Both vectors lie on the plane of the screen, so their cross-product either points into or out of the screen. The right-hand rule gives us $$\vec\tau=\vec\mu\times\vec B=\nwarrow\times\uparrow=\into$$ Using the torque right-hand rule, we point our right thumb in the direction of \(\vec\tau\), and our fingers tell us that the dipole will rotate clockwise (to eventually line up with the magnetic field).

Using the right-hand rule, we see that $$\vec\tau=\vec\mu\times\vec B=\swarrow\times\uparrow=\into$$ so again the dipole will rotate clockwise.

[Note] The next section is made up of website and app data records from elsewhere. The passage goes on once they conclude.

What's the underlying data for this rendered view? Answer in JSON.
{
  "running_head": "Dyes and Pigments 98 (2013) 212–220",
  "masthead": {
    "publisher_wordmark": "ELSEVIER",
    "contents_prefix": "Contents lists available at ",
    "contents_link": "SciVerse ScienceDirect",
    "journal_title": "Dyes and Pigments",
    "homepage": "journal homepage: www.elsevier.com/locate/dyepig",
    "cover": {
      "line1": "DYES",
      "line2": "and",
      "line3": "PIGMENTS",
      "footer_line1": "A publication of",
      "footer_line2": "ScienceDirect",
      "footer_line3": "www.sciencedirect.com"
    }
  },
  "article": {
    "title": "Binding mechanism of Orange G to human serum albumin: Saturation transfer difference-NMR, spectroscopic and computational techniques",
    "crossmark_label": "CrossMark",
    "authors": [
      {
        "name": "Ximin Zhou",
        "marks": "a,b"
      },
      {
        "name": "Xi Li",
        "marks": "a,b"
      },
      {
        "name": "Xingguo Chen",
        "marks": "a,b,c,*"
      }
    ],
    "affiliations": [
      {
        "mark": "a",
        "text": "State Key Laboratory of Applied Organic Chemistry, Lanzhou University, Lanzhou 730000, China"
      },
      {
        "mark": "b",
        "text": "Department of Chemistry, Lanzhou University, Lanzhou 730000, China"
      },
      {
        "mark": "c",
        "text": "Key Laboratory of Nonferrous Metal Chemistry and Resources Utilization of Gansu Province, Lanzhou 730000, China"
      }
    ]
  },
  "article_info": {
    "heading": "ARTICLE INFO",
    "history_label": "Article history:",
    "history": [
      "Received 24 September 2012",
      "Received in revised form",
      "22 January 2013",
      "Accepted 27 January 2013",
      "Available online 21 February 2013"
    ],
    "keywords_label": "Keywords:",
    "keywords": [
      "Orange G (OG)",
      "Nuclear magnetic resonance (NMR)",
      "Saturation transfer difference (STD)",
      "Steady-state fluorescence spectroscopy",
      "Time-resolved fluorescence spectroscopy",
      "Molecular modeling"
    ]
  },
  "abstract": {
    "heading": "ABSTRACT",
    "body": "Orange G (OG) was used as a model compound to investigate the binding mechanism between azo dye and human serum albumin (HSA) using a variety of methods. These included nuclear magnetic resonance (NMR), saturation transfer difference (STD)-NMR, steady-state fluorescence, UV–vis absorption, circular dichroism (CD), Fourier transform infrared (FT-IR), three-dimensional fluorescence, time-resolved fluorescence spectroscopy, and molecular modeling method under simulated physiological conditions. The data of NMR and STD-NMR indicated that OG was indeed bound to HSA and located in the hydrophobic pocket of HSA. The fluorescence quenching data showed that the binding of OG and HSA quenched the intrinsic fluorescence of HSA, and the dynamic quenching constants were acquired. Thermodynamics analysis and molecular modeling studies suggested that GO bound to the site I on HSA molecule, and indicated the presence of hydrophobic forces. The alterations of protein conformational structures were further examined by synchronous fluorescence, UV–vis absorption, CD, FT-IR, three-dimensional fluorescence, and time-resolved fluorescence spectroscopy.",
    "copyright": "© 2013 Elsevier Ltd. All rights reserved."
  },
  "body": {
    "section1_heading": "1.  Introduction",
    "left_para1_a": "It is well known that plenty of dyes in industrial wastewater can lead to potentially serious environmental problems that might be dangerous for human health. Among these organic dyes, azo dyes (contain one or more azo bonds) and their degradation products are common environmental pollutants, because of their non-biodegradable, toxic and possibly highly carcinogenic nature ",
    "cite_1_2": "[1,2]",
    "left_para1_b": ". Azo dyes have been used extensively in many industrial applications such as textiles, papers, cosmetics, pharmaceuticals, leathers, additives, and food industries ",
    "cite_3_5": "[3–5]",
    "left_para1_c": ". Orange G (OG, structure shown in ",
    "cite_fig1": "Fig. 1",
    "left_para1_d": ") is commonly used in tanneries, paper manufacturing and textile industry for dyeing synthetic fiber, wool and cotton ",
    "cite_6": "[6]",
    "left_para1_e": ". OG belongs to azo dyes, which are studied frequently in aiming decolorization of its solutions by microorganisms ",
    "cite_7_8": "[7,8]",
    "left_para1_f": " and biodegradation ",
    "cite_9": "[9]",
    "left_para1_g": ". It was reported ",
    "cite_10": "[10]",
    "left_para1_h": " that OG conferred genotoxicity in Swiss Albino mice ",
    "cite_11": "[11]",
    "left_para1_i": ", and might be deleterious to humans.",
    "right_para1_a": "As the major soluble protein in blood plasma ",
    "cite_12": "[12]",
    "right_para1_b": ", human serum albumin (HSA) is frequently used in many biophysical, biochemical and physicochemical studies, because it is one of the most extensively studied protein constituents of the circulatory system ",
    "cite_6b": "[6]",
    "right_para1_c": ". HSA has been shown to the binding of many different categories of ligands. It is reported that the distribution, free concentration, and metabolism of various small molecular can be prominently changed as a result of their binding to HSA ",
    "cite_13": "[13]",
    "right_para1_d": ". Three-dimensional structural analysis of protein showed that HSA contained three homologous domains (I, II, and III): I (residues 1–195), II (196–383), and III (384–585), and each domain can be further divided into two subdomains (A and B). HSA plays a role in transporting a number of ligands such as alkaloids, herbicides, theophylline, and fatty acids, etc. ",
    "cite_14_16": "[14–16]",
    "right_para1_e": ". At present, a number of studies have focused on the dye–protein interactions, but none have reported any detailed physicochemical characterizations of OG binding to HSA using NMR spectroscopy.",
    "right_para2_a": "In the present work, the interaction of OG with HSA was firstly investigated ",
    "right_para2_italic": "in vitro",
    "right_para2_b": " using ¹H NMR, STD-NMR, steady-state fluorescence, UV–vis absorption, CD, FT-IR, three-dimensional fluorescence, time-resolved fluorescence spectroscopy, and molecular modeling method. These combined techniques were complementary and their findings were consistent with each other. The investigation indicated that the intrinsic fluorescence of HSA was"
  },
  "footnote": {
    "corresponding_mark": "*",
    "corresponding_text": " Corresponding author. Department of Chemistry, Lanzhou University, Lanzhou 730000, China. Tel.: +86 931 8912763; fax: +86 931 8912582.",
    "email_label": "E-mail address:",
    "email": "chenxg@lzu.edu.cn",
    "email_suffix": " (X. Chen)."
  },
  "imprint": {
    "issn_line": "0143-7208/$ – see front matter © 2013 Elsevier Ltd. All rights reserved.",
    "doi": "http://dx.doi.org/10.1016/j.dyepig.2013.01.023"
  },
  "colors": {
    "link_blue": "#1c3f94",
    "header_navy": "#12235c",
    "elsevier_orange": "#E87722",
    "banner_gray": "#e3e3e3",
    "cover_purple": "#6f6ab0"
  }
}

In this case, $$\vec\tau=\vec\mu\times\vec B = \nearrow\times\uparrow = \outof$$ which means the dipole will rotate counterclockwise: still, the direction it needs to go to align itself with the field.

Because the dipole in the magnetic field point in opposite directions, $$\vec\tau=\vec\mu\times\vec B = \downarrow\times\uparrow=0$$ The dipole feels no torque. It's like a pencil balanced on one end: it wants to fall over, but it can't decide which direction to go, and so is in a state of unstable equilibrium. Give it the slightest bump, and it will flip to point up.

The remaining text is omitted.